Cook Islands (formation of an atoll)

Many thanks to Gill, who sent this postcard to Geography Cat from her holiday to the largest of the Cook Islands, Rarotonga.

The Cook Islands announced their intention to change their name to something which is more in keeping with their ‘true Polynesian nature’, as reported by the worldwide press.

Geography Cat is surprised that the name hasn’t been changed already. But there’s always something pressing to do, so it’s probably been on the back burner for a while. Names are important though. Products in the marketplace have their names changed to suit different markets and different times. But the name of a nation is also the name of a people, and so it is all the more crucial.

The Cook Islands are located in the South Pacific
: By TUBS – WikiCommons

The Cook Islands are a group of 15 volcanic islands and atolls in the South Pacific. They have been inhabited since the sixth century, but only named as the Cook Islands in the early 19th century.
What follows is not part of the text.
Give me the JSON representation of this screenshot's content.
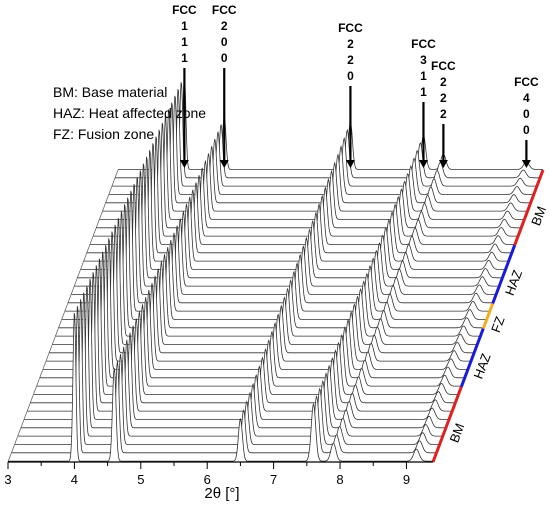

An atoll is a coral reef in a ring shape around the eroded crater top of an extinct volcano.

Manihiki Atoll
(Credit: NASA Earth Observatory)

Watch this clip to learn more about the formation of atolls:

Geography Cat hopes the Cook Islanders decide on a more appropriate name for themselves soon and looks forward to the celebrations. Sadly he will have to celebrate from a great distance as Geography Cat doesn’t travel well.

2 Replies to “Cook Islands (formation of an atoll)”

  1. What a fascinating process!

    I hadn’t heard of the pending name change for the Cook Islands. Can’t wait to hear what the new name will be.

  2. Countries in the Pacific are awakening and addressing their historical past. I believe the nation is focussing on its customary rights, spiritual tradition, unique languages and story telling (myths and legends) which needs to be preserved. With so many islands within a huge expanse of the Pacific ocean, the world perception of these places is unfortunately one of ignorance and ideas of a ‘one identity fits all’ attitude. The nation of the Cook Islands want their unique identity to be fully recognised as well as being a member of The Commonwealth and the Polynesian island community. It is looking to ‘shake off’ the labels of French Polynesia and Captain Cook, the British explorer. The current name alludes to being ‘conquered’ by greater tribal nations.